Frauen,
die sich im Musikbusiness nicht auf die Rolle des blonden Popsternchens,
der Lolita oder einer singenden Barbiepuppe reduzieren lassen, gelten
schnell als schwierig, launisch oder exzentrisch. Wo Veröffentlichungen
von männlichen Kollegen als "Konzept-Album" gefeiert
werden, hält man die Alben kluger Frauen vielfach für verkopft,
verschroben oder gar verwirrt. Besonders deutlich wird dies im Falle
von Tori Amos. Selbst ihren eigenen Plattenbossen galt sie zunächst
als dermaßen schwierig, dass man die junge Amerikanerin samt Debüt-Album
erstmal nach England schickte. In Europa, so die an sich schmeichelhafte
Marktanalyse, sei man offener für schräge Frauen.
Und
so kam das europäische Publikum - nach dem ersten Achtungserfolg
ihrer CD "Little Earthquakes" - schließlich in den
Genuss des "Cornflake Girl" Tori Amos und ihrer knisternden
erotischen Beziehung mit einem Bösendorfer-Flügel. Vergleichbares
hatte man nach dem Rückzug von Kate Bush nicht mehr zu hören
bekommen: Prachtvolle Melodiebögen, femininer, sinnlicher Gesang,
in dem sowohl Leiden als auch Leidenschaft zur Geltung kommen, eruptiv
und mit tiefen Einblicken in überschäumende Gefühlswelten.
Die
kompromisslose künstlerische Haltung, die Tori Amos in ihrer
Musik ausdrückt, spaltet die Zuhörerschaft mit jedem neuen
Album in kategorische Gegner und bedingungslose Verehrer. Tatsächlich
lässt ihre Musik niemanden kalt oder gleichgültig, und das
ist vielleicht das größte Lob, das einem Künstler
überhaupt zuteil werden kann.
Obwohl
sie durchaus immer wieder auch mit eingängigen Songs aufwartete
(z.B. "Hey Jupiter", "A sorta fairytale", "1000
oceans") blieb "Cornflake Girl" ihr einziger veritabler
Charthit, doch ihre Alben erzielten ungeahnte Absatzerfolge, allen
Bedenken zum Trotz vor allem in den USA, wo vier ihrer Alben, nämlich
"Under the pink", "Boys for Pele", "From
the Choirgirl Hotel" und "To Venus and back" Platin-Status
erreichten. Vor allem auf die Songs dieser Alben baut auch ihre aktuelle
Veröffentlichung "Tales of a Librarian - A Tori Amos Collection"
auf.
Für
diesen Rückblick auf ihre zehnjährige Karriere kategorisierte
Tori Amos zwanzig Titel nach strengen Bibliothekskriterien. So findet
man einige ihrer bedeutendsten Lieder in akribischer Ordnung wieder:
"Jackie's Strength" in der Rubrik "History of North
America/United States History/Early 1960's", "Baker Baker"

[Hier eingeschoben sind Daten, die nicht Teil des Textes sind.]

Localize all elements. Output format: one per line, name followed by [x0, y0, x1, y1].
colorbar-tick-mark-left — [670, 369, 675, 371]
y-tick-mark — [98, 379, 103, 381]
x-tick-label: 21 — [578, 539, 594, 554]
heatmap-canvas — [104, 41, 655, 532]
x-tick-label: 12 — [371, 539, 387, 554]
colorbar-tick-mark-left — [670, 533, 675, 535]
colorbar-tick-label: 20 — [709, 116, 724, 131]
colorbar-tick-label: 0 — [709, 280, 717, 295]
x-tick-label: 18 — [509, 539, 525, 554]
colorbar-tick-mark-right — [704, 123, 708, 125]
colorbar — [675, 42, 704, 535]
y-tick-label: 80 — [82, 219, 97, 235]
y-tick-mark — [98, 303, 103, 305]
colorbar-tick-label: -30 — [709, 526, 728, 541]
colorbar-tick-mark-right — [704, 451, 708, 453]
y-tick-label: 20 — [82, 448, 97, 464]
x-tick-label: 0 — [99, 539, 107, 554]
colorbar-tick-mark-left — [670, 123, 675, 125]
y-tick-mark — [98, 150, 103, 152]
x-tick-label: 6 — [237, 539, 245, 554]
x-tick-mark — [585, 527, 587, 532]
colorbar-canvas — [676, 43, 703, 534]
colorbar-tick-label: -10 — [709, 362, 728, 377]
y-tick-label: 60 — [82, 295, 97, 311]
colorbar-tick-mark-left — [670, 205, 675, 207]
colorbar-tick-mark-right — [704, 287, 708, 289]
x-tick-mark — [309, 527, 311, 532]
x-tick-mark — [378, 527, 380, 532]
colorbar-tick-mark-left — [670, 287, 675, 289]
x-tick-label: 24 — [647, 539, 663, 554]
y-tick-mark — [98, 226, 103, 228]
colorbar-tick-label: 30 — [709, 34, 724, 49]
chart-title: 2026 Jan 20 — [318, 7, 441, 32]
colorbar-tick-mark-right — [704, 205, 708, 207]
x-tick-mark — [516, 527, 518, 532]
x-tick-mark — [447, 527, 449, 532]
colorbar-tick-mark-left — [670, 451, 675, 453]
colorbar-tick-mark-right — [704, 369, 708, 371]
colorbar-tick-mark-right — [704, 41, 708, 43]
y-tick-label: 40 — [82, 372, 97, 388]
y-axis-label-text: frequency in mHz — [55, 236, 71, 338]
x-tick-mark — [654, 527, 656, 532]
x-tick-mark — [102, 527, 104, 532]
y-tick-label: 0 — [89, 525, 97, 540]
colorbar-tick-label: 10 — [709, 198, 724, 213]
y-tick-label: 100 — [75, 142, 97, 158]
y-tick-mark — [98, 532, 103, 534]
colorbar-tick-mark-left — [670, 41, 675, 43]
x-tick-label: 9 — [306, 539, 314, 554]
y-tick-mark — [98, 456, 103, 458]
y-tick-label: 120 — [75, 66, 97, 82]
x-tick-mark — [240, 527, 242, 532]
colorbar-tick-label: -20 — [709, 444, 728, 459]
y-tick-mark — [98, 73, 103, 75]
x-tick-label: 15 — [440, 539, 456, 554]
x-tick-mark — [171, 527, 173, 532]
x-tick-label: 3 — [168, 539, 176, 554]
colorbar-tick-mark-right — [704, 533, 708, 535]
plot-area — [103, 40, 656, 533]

dagegen unter "Home and Family Management/Food and Drink"
usw. Die Sammlung, die Tori Amos für dieses Album zusammentrug,
folgt erwartungsgemäß nicht gängigen Regeln für
"Best-of"-Compilations. Es ist vielmehr ein persönliches
Schatzkästchen, so wie Björk es 2002 mit ihrer "Family
Tree"-Box zusammenstellte. Fans werden den einen oder anderen
lieb gewonnenen Titel vermissen, aber Tori Amos ist es zweifellos
gelungen, den roten Faden ihrer Arbeit deutlich werden zu lassen,
und der besteht vor allem aus sehr persönlichen, teils intimen
und nachdenklichen Texten.
Viele
ihrer Titel mixte sie für die Veröffentlichung neu ab, und
daneben enthält "Tales of a Librarian" auch einige
"B-Seiten" früherer Singles ("Mary", "Sweet
Dreams") sowie eine Bonus DVD mit Aufnahmen, die während
ihrer Nordamerika-Tour im Sommer 2003 gedreht wurden.
Zwangsläufig
mussten bei dem Thema der Zusammenstellung ihre wohl wichtigsten Alben
außen vor bleiben. Auf dem Konzeptalbum "Strange little
girls" (2001) hatte sie ein Dutzend Coverversionen präsentiert.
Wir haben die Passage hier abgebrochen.